> >

Polisi Tetapkan 15 Orang Jadi Tersangka Pembakaran Pesawat Susi Air, Termasuk Egianus Kogoya

Papua maluku | 28 Maret 2023, 04:05 WIB
Foto kondisi terakhir pilot Susi Air berkebangsaan Selandia Baru, Philip Mark Mehrtens yang disandera Kelompok Kriminal Bersenjata (KKB) pimpinan Egianus Kogoya. (Sumber: Istimewa)

PAPUA, KOMPAS.TV - Penyidik gabungan dari Polres Nduga dan Polda Papua menetapkan 15 orang sebagai tersangka dalam kasus pembakaran pesawat Susi Air di Paro, Kabupaten Nduga, Papua Pegunungan.

Direktorat Reserse Kriminal Umum Polda Papua Kombes Faizal Rahmadani mengatakan penetapan tersangka kepada 15 orang itu dilakukan setelah penyidik melakukan gelar perkara.

Baca Juga: Kondisi Terbaru Pilot Susi Air yang Disandera KKB Disebut sedang Sakit, Polisi: Punya Riwayat Asma

Faizal mengungkapkan, adapun 15 orang yang ditetapkan sebagai tersangka itu termasuk pimpinan kelompok kriminal bersenjata (KKB) yakni Egianus Kogoya.
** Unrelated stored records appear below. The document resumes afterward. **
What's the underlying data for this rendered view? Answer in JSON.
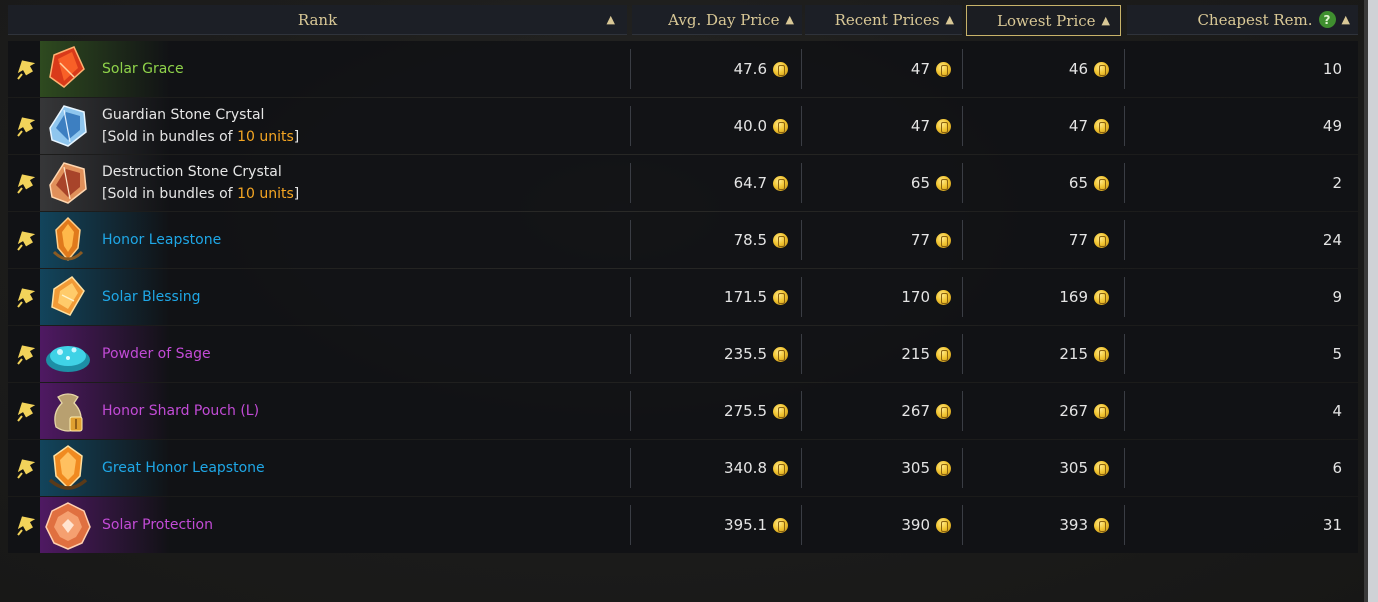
{
  "header": {
    "rank": "Rank",
    "avg_day_price": "Avg. Day Price",
    "recent_prices": "Recent Prices",
    "lowest_price": "Lowest Price",
    "cheapest_rem": "Cheapest Rem.",
    "sort_glyph": "▲",
    "help_glyph": "?"
  },
  "colors": {
    "green": "#8fd34a",
    "blue": "#1fa7e6",
    "purple": "#c24bd6",
    "white": "#e6e6e6",
    "accent_gold": "#d9c896"
  },
  "rows": [
    {
      "name": "Solar Grace",
      "line2_prefix": "",
      "line2_highlight": "",
      "line2_suffix": "",
      "avg": "47.6",
      "recent": "47",
      "lowest": "46",
      "rem": "10",
      "rarity": "green",
      "icon": "red-crystal-icon"
    },
    {
      "name": "Guardian Stone Crystal",
      "line2_prefix": "[Sold in bundles of ",
      "line2_highlight": "10 units",
      "line2_suffix": "]",
      "avg": "40.0",
      "recent": "47",
      "lowest": "47",
      "rem": "49",
      "rarity": "white",
      "icon": "blue-crystal-icon"
    },
    {
      "name": "Destruction Stone Crystal",
      "line2_prefix": "[Sold in bundles of ",
      "line2_highlight": "10 units",
      "line2_suffix": "]",
      "avg": "64.7",
      "recent": "65",
      "lowest": "65",
      "rem": "2",
      "rarity": "white",
      "icon": "orange-crystal-icon"
    },
    {
      "name": "Honor Leapstone",
      "line2_prefix": "",
      "line2_highlight": "",
      "line2_suffix": "",
      "avg": "78.5",
      "recent": "77",
      "lowest": "77",
      "rem": "24",
      "rarity": "blue",
      "icon": "leapstone-icon"
    },
    {
      "name": "Solar Blessing",
      "line2_prefix": "",
      "line2_highlight": "",
      "line2_suffix": "",
      "avg": "171.5",
      "recent": "170",
      "lowest": "169",
      "rem": "9",
      "rarity": "blue",
      "icon": "solar-blessing-icon"
    },
    {
      "name": "Powder of Sage",
      "line2_prefix": "",
      "line2_highlight": "",
      "line2_suffix": "",
      "avg": "235.5",
      "recent": "215",
      "lowest": "215",
      "rem": "5",
      "rarity": "purple",
      "icon": "powder-icon"
    },
    {
      "name": "Honor Shard Pouch (L)",
      "line2_prefix": "",
      "line2_highlight": "",
      "line2_suffix": "",
      "avg": "275.5",
      "recent": "267",
      "lowest": "267",
      "rem": "4",
      "rarity": "purple",
      "icon": "pouch-icon"
    },
    {
      "name": "Great Honor Leapstone",
      "line2_prefix": "",
      "line2_highlight": "",
      "line2_suffix": "",
      "avg": "340.8",
      "recent": "305",
      "lowest": "305",
      "rem": "6",
      "rarity": "blue",
      "icon": "great-leapstone-icon"
    },
    {
      "name": "Solar Protection",
      "line2_prefix": "",
      "line2_highlight": "",
      "line2_suffix": "",
      "avg": "395.1",
      "recent": "390",
      "lowest": "393",
      "rem": "31",
      "rarity": "purple",
      "icon": "solar-protection-icon"
    }
  ]
}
Selain ditetapkan sebagai tersangka, mereka juga masuk dalam daftar pencarian orang (DPO) yang identitas dan fotonya akan disebar ke sejumlah polres. 

"Lima belas orang yang jadi tersangka dan masuk DPO adalah anggota KKB yang melakukan pembakaran terhadap pesawat jenis Pilatus milik Susi Air," kata Faizal saat dihubungi di Jayapura, Senin, (28/3/2023).

Ia mengakui, tidak semua anggota KKB yang terekam dalam video saat pembakaran pesawat Susi Air ditetapkan sebagai tersangka. 

Baca Juga: Buntut Tukang Ojek Dibunuh, TNI dan Polri Membalasnya Tembak Mati 3 Anggota KKB

Sebab, penetapan tersangka itu dilakukan berdasarkan hasil identifikasi dan keterangan sejumlah saksi. Diketahui, dalam kasus ini polisi telah meminta keterangan kepada lima orang saksi.

"Saksi yang dimintai keterangan ada lima orang, " ucap Faizal.

Sementara itu, terkait upaya pencarian terhadap pilot Susi Air Kapten Philip Mark Mehrtens yang berkebangsaan Selandia Baru hingga kini masih terus dilakukan. 

"Mudah-mudahan pilot Philip Mark Mahrtens yang disandera sejak 7 Februari dapat segera dibebaskan," kata Komanda Dan Satgas Damai Cartenz tersebut.

Diketahui, KKB pimpinan Egianus Kogoya sejak 7 Februari 2023 menyandera pilot Susi Air berkebangsaan Selandia Baru, Philip Mark Mehrtens, sesaat setelah mendaratkan pesawatnya di lapangan terbang Paro, Kabupaten Nduga, Papua Pegunungan.

Baca Juga: Evakuasi Jenazah TNI-Polri yang Meninggal saat Jaga Ibadah Tarawih di Papua Diwarnai Penembakan KKB

Selain menyandera pilot Kapten Philip, KKB juga melakukan pembakaran terhadap pesawat jenis Pilatus milik Susi Air tersebut.